Rezensiert für H-Soz-Kult von
Constantin Rieske, Institut für Geschichte, Carl-von-Ossietzky-Universität Oldenburg

Bereits seit mehreren Jahren sind frühneuzeitliche Konversionen in der Geschichtswissenschaft ein beliebtes Forschungsobjekt.1 Die Untersuchung individueller Glaubenswechsel steht dabei ebenso häufig im Fokus wie zum Beispiel Fragen nach der Bedeutung von Konversionen für transkonfessionelle Entwicklungen und religiöse Indifferenz. Mit den Studien von Heike Bock und Ines Peper liegen nun zwei weitere Arbeiten vor, die sich dem Thema der innerchristlichen Konversion in der Frühen Neuzeit widmen.

In ihrer quellengesättigten Dissertation untersucht Heike Bock Konversionen in der Alten Eidgenossenschaft am Beispiel des reformierten Zürich und des katholischen Luzern. Innerchristliche Glaubenswechsel gelten hierbei als „strukturelle[r] Bestandteil von Konfessionskulturen“ (S. 378). In acht Kapiteln wird verfolgt, wie sich „die Entwicklung des Konversionsgeschehens als ein die Herausbildung konfessionellen Bewusstseins und konfessionellen Selbstverständnisses begleitendes […] Phänomen interpretieren lässt“ (S. 383).
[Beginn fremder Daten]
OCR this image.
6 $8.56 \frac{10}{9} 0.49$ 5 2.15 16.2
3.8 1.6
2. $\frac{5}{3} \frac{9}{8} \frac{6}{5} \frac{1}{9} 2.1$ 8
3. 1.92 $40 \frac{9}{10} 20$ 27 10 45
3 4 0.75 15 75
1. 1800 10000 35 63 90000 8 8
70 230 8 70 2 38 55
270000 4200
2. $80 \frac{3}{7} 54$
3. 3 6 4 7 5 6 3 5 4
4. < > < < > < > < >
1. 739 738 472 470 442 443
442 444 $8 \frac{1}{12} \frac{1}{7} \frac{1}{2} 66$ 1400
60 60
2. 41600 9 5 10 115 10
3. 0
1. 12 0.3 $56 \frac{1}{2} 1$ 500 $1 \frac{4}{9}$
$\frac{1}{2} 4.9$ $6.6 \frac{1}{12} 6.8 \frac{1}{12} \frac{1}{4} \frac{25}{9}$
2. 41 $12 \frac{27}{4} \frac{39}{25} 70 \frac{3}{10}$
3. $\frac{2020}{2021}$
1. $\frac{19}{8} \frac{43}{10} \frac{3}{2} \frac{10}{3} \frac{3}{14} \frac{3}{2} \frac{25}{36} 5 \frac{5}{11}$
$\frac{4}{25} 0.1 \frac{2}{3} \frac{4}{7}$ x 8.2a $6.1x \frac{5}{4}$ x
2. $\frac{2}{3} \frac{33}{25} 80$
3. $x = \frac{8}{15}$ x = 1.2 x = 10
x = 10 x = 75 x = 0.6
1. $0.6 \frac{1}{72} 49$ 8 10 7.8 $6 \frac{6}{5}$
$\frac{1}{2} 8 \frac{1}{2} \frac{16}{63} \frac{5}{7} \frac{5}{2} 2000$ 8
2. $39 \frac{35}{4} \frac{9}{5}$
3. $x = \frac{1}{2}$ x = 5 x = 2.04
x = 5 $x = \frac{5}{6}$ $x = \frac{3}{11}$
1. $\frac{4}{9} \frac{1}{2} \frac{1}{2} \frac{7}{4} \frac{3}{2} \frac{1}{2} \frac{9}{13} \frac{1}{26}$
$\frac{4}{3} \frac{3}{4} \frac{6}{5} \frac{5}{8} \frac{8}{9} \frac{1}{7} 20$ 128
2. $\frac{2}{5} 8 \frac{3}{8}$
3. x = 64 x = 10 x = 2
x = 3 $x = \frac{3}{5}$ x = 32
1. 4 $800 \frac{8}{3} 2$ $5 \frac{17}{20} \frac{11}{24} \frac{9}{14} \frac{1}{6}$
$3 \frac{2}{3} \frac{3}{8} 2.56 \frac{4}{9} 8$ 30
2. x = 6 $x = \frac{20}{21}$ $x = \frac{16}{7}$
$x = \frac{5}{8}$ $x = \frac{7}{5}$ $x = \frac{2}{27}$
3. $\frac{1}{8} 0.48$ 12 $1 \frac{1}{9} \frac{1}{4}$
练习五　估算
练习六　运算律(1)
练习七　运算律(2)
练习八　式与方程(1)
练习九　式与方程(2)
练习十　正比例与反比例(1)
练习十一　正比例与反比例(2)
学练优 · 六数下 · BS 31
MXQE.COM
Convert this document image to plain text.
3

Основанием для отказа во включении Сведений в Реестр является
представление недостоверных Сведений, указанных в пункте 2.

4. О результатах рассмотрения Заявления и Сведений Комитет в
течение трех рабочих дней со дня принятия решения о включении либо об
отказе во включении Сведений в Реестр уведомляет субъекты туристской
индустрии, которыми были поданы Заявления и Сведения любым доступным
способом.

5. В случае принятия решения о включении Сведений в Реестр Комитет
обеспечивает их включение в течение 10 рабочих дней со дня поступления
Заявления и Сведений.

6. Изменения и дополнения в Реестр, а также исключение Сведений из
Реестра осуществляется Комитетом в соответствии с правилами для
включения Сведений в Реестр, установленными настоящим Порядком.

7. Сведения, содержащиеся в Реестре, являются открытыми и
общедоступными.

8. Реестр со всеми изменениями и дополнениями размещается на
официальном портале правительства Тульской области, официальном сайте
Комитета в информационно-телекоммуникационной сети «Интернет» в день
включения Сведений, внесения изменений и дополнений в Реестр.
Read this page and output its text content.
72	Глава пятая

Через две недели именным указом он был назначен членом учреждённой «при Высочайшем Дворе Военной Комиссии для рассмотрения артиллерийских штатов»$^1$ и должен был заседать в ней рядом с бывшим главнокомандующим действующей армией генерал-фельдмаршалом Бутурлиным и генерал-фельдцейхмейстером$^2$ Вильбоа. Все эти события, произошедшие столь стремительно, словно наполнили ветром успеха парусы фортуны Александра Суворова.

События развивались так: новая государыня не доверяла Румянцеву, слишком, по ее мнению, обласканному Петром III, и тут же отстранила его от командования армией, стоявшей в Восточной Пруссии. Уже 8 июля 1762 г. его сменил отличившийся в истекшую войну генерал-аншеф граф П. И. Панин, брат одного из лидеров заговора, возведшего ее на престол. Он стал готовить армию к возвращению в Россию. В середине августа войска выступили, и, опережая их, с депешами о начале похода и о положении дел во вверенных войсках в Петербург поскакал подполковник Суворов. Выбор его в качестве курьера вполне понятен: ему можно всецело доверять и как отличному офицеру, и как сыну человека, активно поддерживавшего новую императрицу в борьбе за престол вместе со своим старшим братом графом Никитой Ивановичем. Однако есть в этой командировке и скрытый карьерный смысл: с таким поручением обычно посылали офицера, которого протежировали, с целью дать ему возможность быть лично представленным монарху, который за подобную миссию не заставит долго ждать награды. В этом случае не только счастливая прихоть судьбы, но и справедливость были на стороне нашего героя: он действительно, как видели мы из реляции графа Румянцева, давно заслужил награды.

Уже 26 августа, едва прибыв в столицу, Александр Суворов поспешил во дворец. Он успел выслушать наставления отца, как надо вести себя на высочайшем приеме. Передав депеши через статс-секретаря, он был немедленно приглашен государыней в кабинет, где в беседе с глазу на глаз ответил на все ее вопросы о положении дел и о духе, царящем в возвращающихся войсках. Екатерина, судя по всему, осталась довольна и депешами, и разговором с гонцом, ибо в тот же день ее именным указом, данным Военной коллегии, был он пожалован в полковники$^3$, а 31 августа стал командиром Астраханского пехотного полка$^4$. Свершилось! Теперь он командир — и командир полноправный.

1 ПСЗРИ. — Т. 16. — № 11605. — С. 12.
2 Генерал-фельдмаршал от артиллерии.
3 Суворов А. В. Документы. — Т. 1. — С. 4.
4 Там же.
Im Mittelpunkt stehen die Rolle der konfessionellen Zugehörigkeit für Vertreter der Konfessionskulturen in einer „Situation konfessionellen Wettbewerbs“ (S. 379) und die Bedeutung des Glaubenswechsels für das Individuum.

In der Einleitung stellt Bock nach einem knappen Überblick über die Leitfragen ihrer Arbeit und die Geschichte des Begriffs „Konversion“ fest, dass Konversionen in der frühneuzeitlichen Eidgenossenschaft überraschenderweise bislang kaum analysiert wurden. Für das reformierte Zürich und das katholische Luzern, zwei „sich religiös und politisch voneinander abschottenden Orten“ (S. 26), sieht die Autorin ihr Erkenntnisinteresse im „Auftreten von Konversionen, ihren politischen, sozialen, ökonomischen und kulturellen Begleitumständen, dem Umgang der jeweiligen Obrigkeit mit Konvertiten sowie den Auswirkungen von Konfessionswechseln auf die betroffenen Individuen“ (S. 26). Bocks Ziel ist es, die Quellen dafür systematisch, komparativ und multiperspektivisch auszuwerten und exemplarische Fallbeispiele makrogeschichtlich zu kontextualisieren (S. 26). Der Untersuchungszeitraum reicht vom letzten Drittel des 16. Jahrhunderts bis 1798.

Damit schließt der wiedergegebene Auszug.